The abnormalities can develop immediately, or be delayed by up to 24 hours. Other irrigant solutions (eg. sorbitol and mannitol) can also do this, but only glycine causes blindness and hyperammonaemia. It is an inhibitory neurotransmitter in the spinal cord (where its famous antagonist is strychnine) and the retina, and it passes freely into the intracellular compartment.
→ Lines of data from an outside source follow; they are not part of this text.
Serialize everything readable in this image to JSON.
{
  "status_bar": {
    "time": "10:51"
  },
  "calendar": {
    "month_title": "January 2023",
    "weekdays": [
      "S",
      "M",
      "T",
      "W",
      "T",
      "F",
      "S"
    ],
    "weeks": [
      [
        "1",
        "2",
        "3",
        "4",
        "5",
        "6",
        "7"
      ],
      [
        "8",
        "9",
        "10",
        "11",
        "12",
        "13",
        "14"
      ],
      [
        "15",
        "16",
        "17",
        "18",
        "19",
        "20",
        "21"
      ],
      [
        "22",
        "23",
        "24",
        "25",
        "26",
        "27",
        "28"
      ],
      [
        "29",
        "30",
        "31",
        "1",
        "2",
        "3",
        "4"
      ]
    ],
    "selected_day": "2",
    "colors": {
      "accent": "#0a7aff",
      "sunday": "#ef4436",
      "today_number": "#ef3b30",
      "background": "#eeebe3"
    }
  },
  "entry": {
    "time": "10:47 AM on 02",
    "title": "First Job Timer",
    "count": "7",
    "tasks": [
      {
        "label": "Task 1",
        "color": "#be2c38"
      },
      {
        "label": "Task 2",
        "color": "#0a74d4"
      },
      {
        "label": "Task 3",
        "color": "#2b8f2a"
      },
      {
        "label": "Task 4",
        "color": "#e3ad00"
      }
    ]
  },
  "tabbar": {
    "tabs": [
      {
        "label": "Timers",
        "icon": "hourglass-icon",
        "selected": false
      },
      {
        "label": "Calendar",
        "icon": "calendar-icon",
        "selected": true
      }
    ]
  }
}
Likely, at least some of the problems from TURP syndrome are due to this molecule.
Glycine toxicity is associated with the following biochemical changes:
"Some candidates appeared to misunderstand the pathogeneses of TURP syndrome and discussed glycine toxicity and hyperammonaemia interchangeably within the answer", remarked the examiners in their comments to Question 6 from the second paper of 2022. From this, the implication is that the college wanted to set aside all the contributions made by glycine, and to focus on the iso-osmolar hyponatremia as the main subject of their question. That is slightly unfair, as "TURP syndrome" usually implies "all the things that happen together as a bouquet of abnormalities", not "just the hyponatremia associated with the TURP procedure". To be clear, the literature is also divided on what contributes most, or in whom. Jensen (1991) and Vijayan (2011) give glycine and ammonia a position of prominence, whereas Gravenstein (1997) and Moorthy et al (2001) deemphasise its role. On balance of things, the CICM trainee should side with the examiners, and mainly consider TURP syndrome in terms of iso-osmolar hyponatremia.